If you are faithful to Annie’s, Annie’s will be faithful to you.  I stopped on my way out of Oakland yesterday because I once saw campanula in the Ground Cover section.  The campanula will hopefully grace the new back garden with the deep blue that the lobelia was unable to give.  Three plants are probably excessive, but one or two might not survive.  While there, I also found an agapanthus (Lily of the Nile) in the Natives Section.  It is a workaday plant that I see in many commercial and residential plantings.  A kind of antidote to my tendency to buy interesting plants like the artemesia.  Surprising to me that we have never tried it in the garden before.

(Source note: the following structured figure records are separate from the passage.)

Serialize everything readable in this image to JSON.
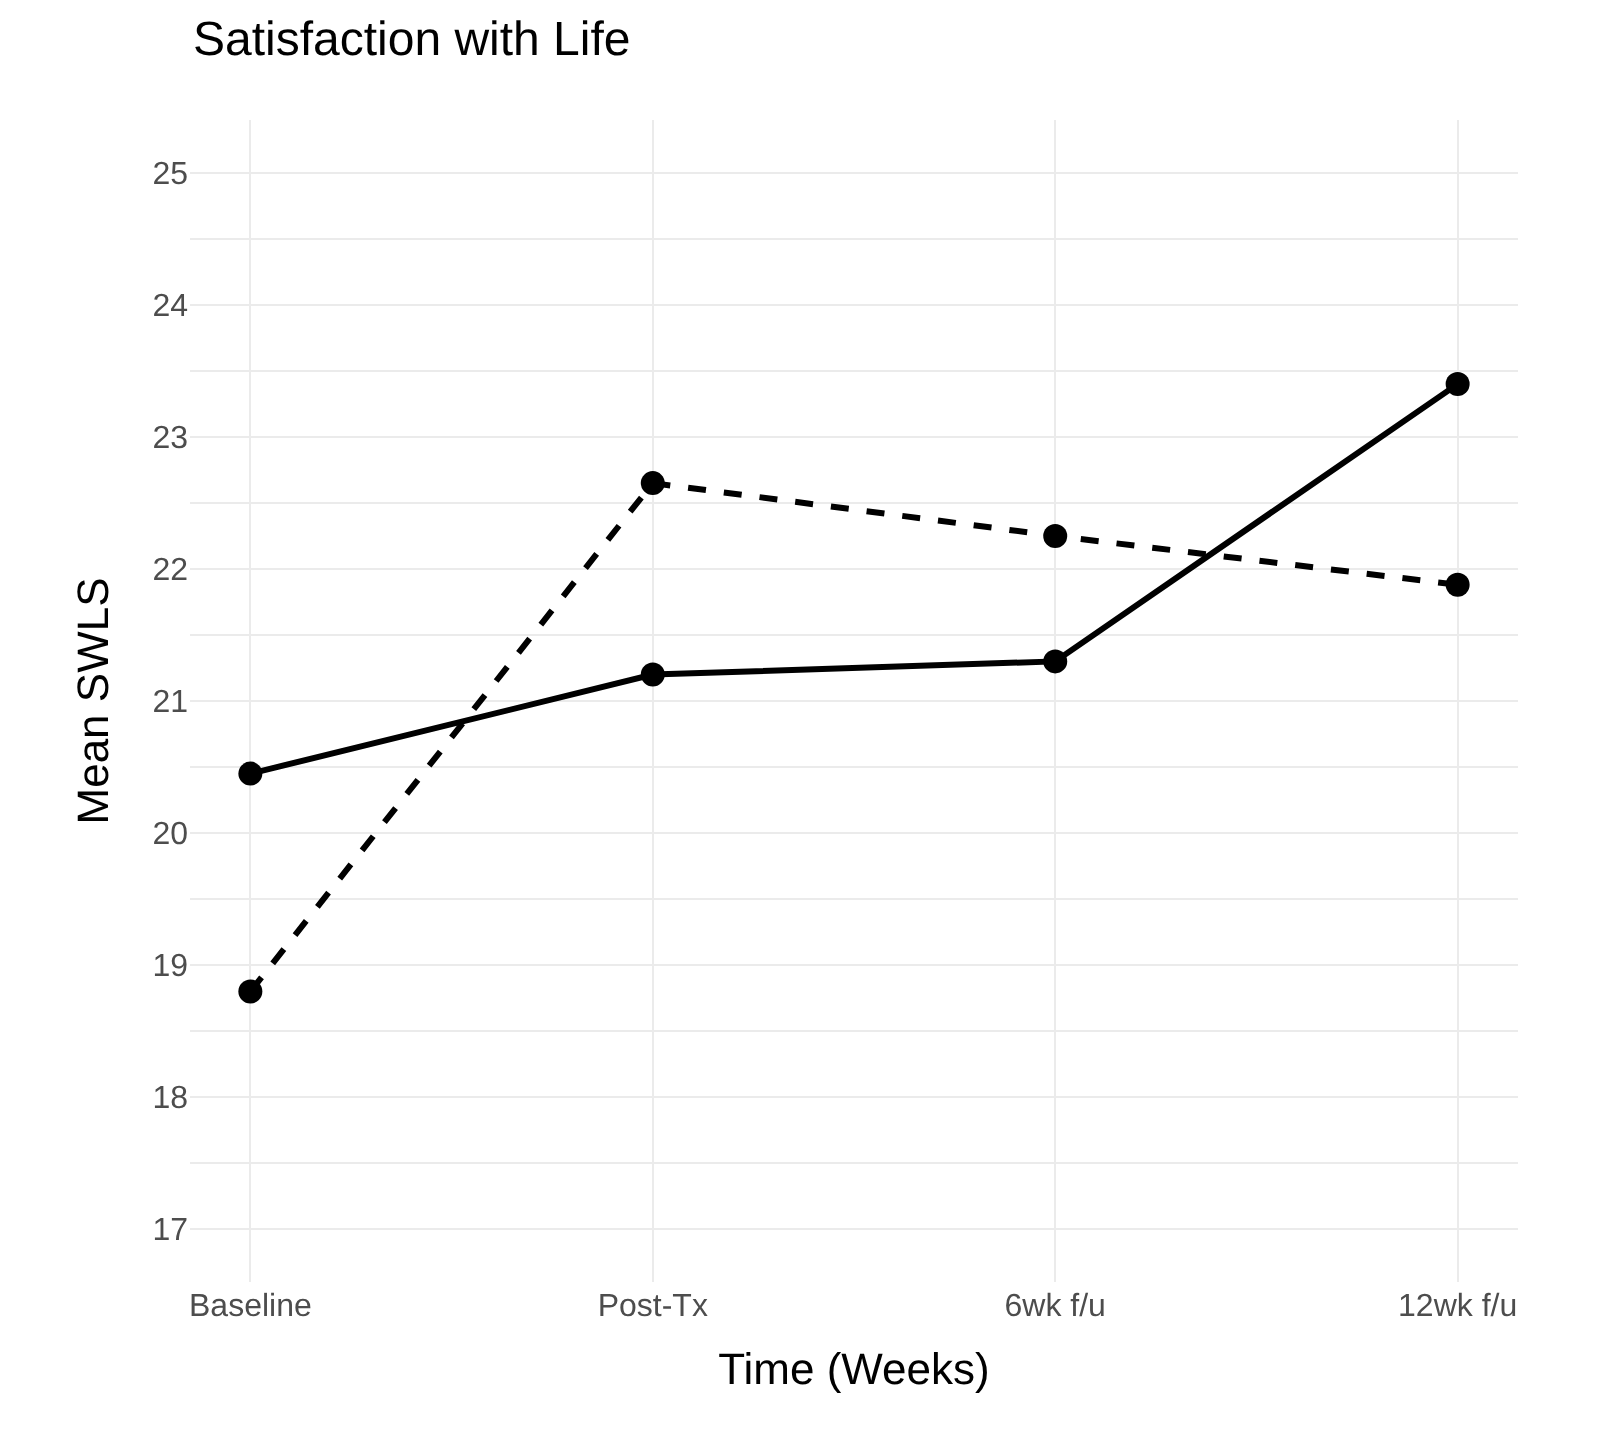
{
  "chart_data": {
    "type": "line",
    "title": "Satisfaction with Life",
    "xlabel": "Time (Weeks)",
    "ylabel": "Mean SWLS",
    "categories": [
      "Baseline",
      "Post-Tx",
      "6wk f/u",
      "12wk f/u"
    ],
    "series": [
      {
        "color": "#000000",
        "line_style": "solid",
        "values": [
          20.45,
          21.2,
          21.3,
          23.4
        ]
      },
      {
        "color": "#000000",
        "line_style": "dashed",
        "values": [
          18.8,
          22.65,
          22.25,
          21.88
        ]
      }
    ],
    "ylim": [
      16.6,
      25.4
    ],
    "yticks": [
      17,
      {
        "value": 17.5,
        "label": null
      },
      18,
      {
        "value": 18.5,
        "label": null
      },
      19,
      {
        "value": 19.5,
        "label": null
      },
      20,
      {
        "value": 20.5,
        "label": null
      },
      21,
      {
        "value": 21.5,
        "label": null
      },
      22,
      {
        "value": 22.5,
        "label": null
      },
      23,
      {
        "value": 23.5,
        "label": null
      },
      24,
      {
        "value": 24.5,
        "label": null
      },
      25
    ],
    "grid": true,
    "marker": "circle"
  }
}
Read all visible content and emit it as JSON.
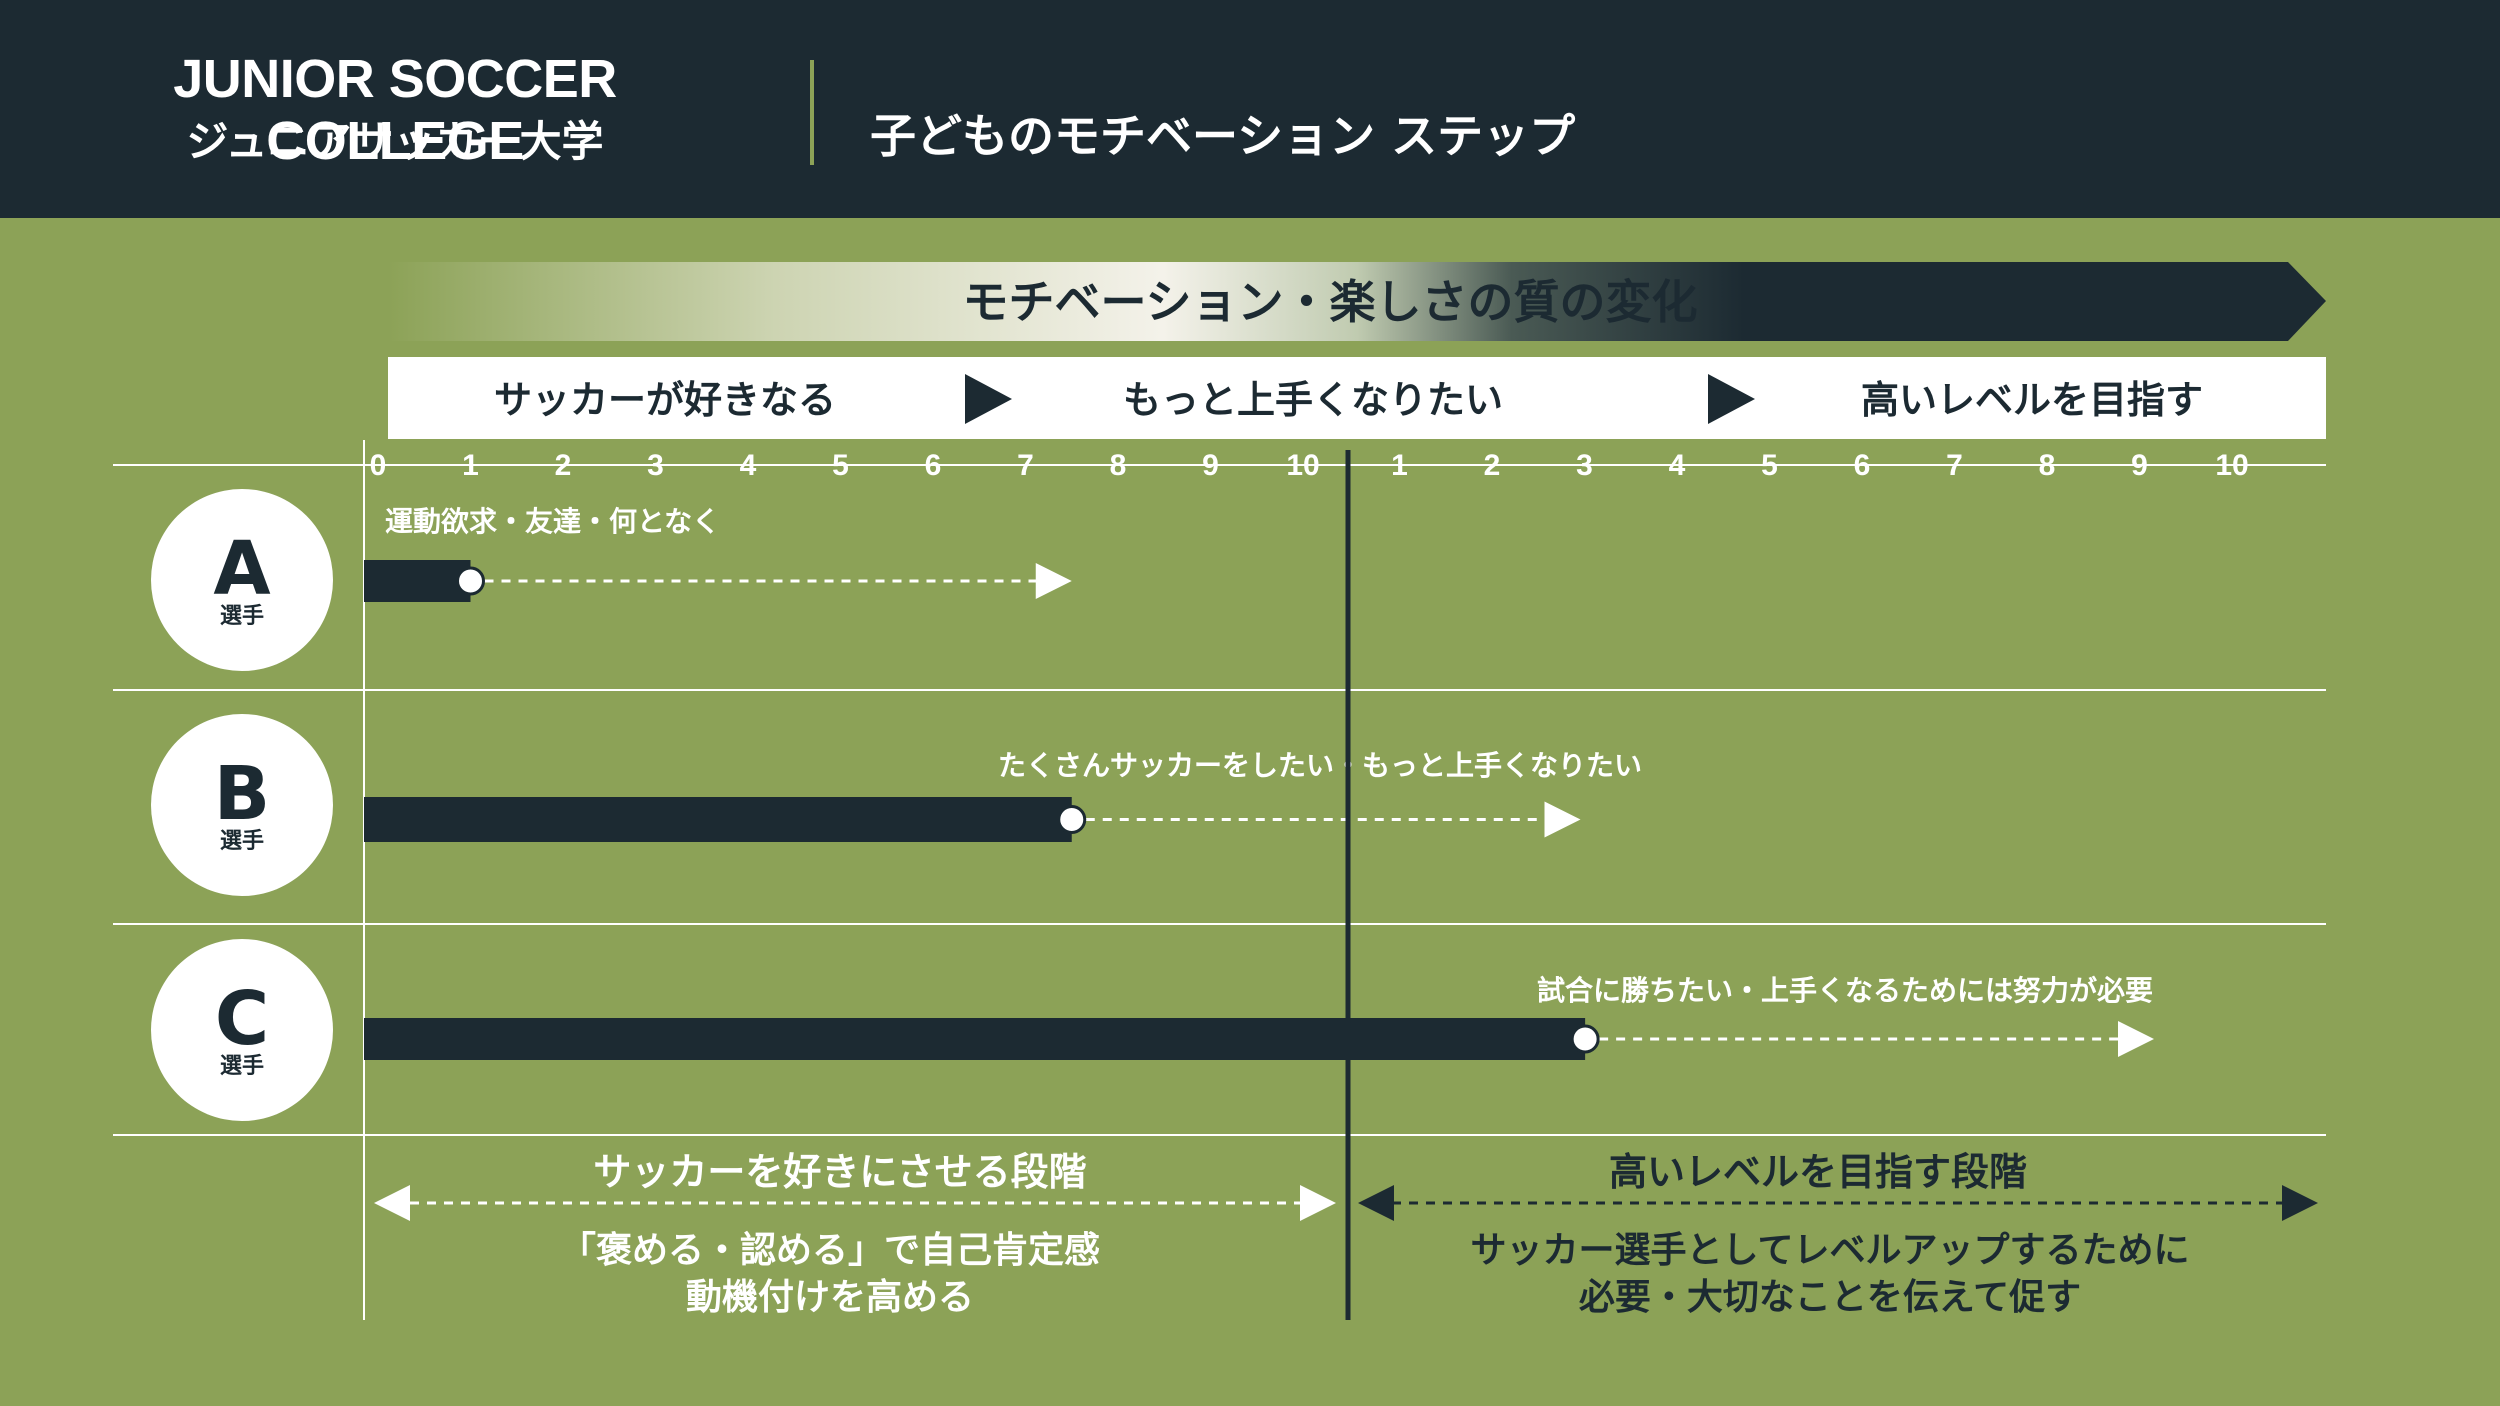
{
  "header": {
    "brand_en": "JUNIOR SOCCER COLLEGE",
    "brand_jp": "ジュニアサッカー大学",
    "title": "子どものモチベーション ステップ"
  },
  "banner": {
    "text": "モチベーション・楽しさの質の変化"
  },
  "stages": {
    "stage1": "サッカーが好きなる",
    "stage2": "もっと上手くなりたい",
    "stage3": "高いレベルを目指す"
  },
  "scale": {
    "first_half": [
      "0",
      "1",
      "2",
      "3",
      "4",
      "5",
      "6",
      "7",
      "8",
      "9",
      "10"
    ],
    "second_half": [
      "1",
      "2",
      "3",
      "4",
      "5",
      "6",
      "7",
      "8",
      "9",
      "10"
    ]
  },
  "players": [
    {
      "letter": "A",
      "suffix": "選手",
      "motivation": "運動欲求・友達・何となく",
      "current_level": 1,
      "target_level": 7.5
    },
    {
      "letter": "B",
      "suffix": "選手",
      "motivation": "たくさんサッカーをしたい・もっと上手くなりたい",
      "current_level": 7.5,
      "target_level": 13
    },
    {
      "letter": "C",
      "suffix": "選手",
      "motivation": "試合に勝ちたい・上手くなるためには努力が必要",
      "current_level": 13.05,
      "target_level": 19.2
    }
  ],
  "phases": {
    "left": {
      "title": "サッカーを好きにさせる段階",
      "line1": "「褒める・認める」で自己肯定感",
      "line2": "動機付けを高める"
    },
    "right": {
      "title": "高いレベルを目指す段階",
      "line1": "サッカー選手としてレベルアップするために",
      "line2": "必要・大切なことを伝えて促す"
    }
  },
  "colors": {
    "background": "#8ca257",
    "dark": "#1c2a32",
    "white": "#ffffff",
    "header_divider": "#8ca257"
  }
}
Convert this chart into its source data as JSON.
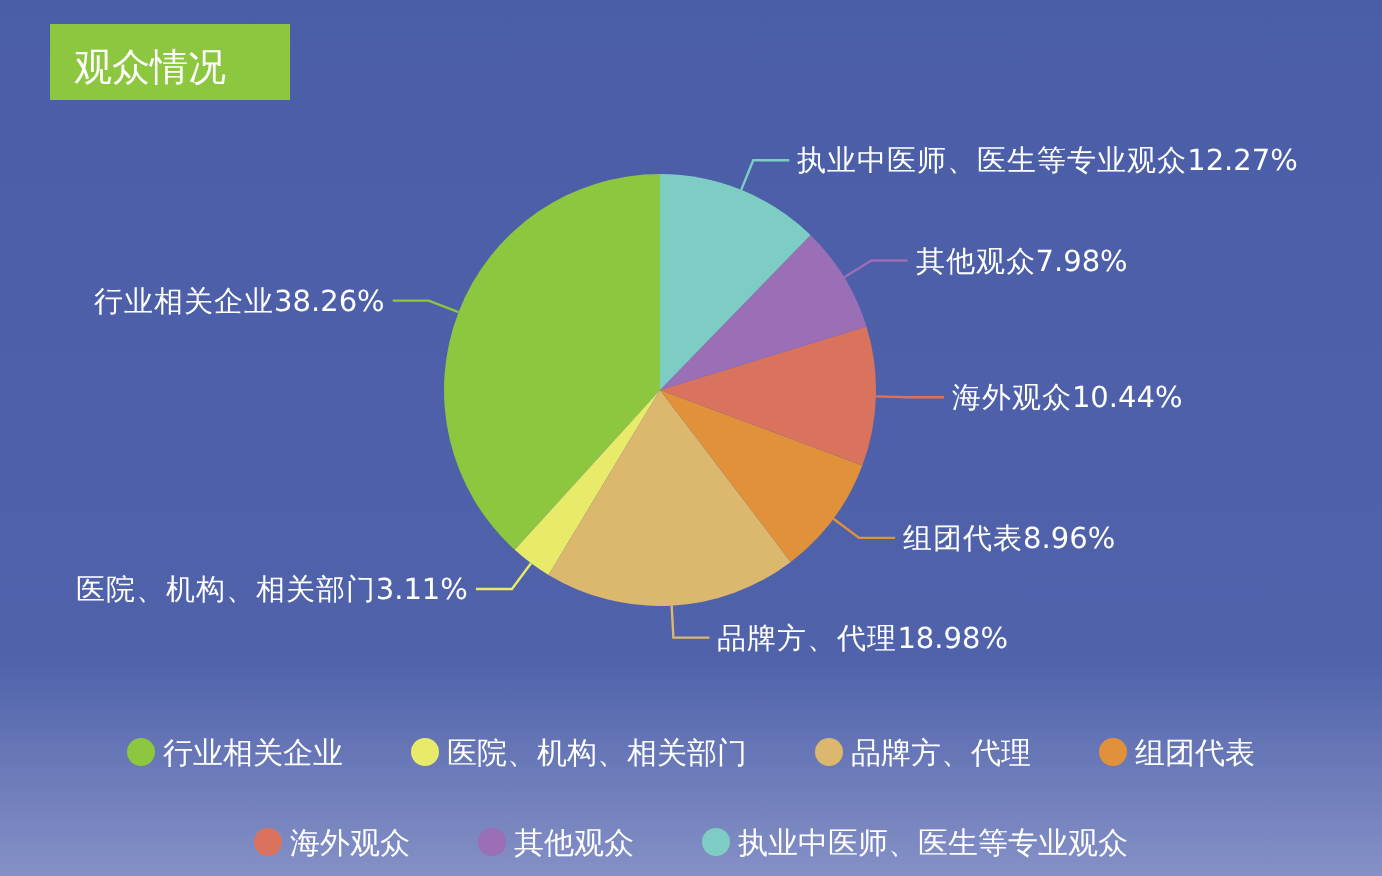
{
  "chart_data": {
    "type": "pie",
    "title": "观众情况",
    "categories": [
      "行业相关企业",
      "医院、机构、相关部门",
      "品牌方、代理",
      "组团代表",
      "海外观众",
      "其他观众",
      "执业中医师、医生等专业观众"
    ],
    "values": [
      38.26,
      3.11,
      18.98,
      8.96,
      10.44,
      7.98,
      12.27
    ],
    "value_labels": [
      "38.26%",
      "3.11%",
      "18.98%",
      "8.96%",
      "10.44%",
      "7.98%",
      "12.27%"
    ],
    "colors": [
      "#8dc63f",
      "#e8ea6a",
      "#dcb86e",
      "#e0913a",
      "#d9735e",
      "#9b6fb5",
      "#7ecdc4"
    ],
    "legend": "bottom"
  }
}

On the subject of interesting plants, I could not resist a nandrina (heavenly bamboo) in the garden center at the Oakland Home Depot.  During the winter, such as now, it has spectacular red and orange foliage.  Hopefully, it will stay a dwarf size as promoted on the label.  Apparently, recommended pruning include cutting one-quarter to one-third of the plant to the ground at the end of the dry season.

I am hauling topsoil to the back yard, raising border stones as I fill the border garden along the downward edge of the lawn.  The new plants are tucked in with Plant Starter.  I am also adding topsoil to the bare spots in the lawn to raise them to ground level and scattering the grass seed of hope.

I laid a few flagstones for stepping stones into the new garden, but they need more need more logic.  The newly filled border was treated to Preen and then mulch, supplemented with coffee grounds.

The huechera grows slowly but steadily, with a profusion of tiny white blooms.  I expected red from a huechera rubescens, perhaps as the blooms warm and mature.  The  Martha Washington geranium is pushing new leaves, never say die.  New buds on the tall shrub daisy are also promising for another performance.

The moon is almost full tonight. Walking through the house with unassisted moonlight is a comfort to my soul.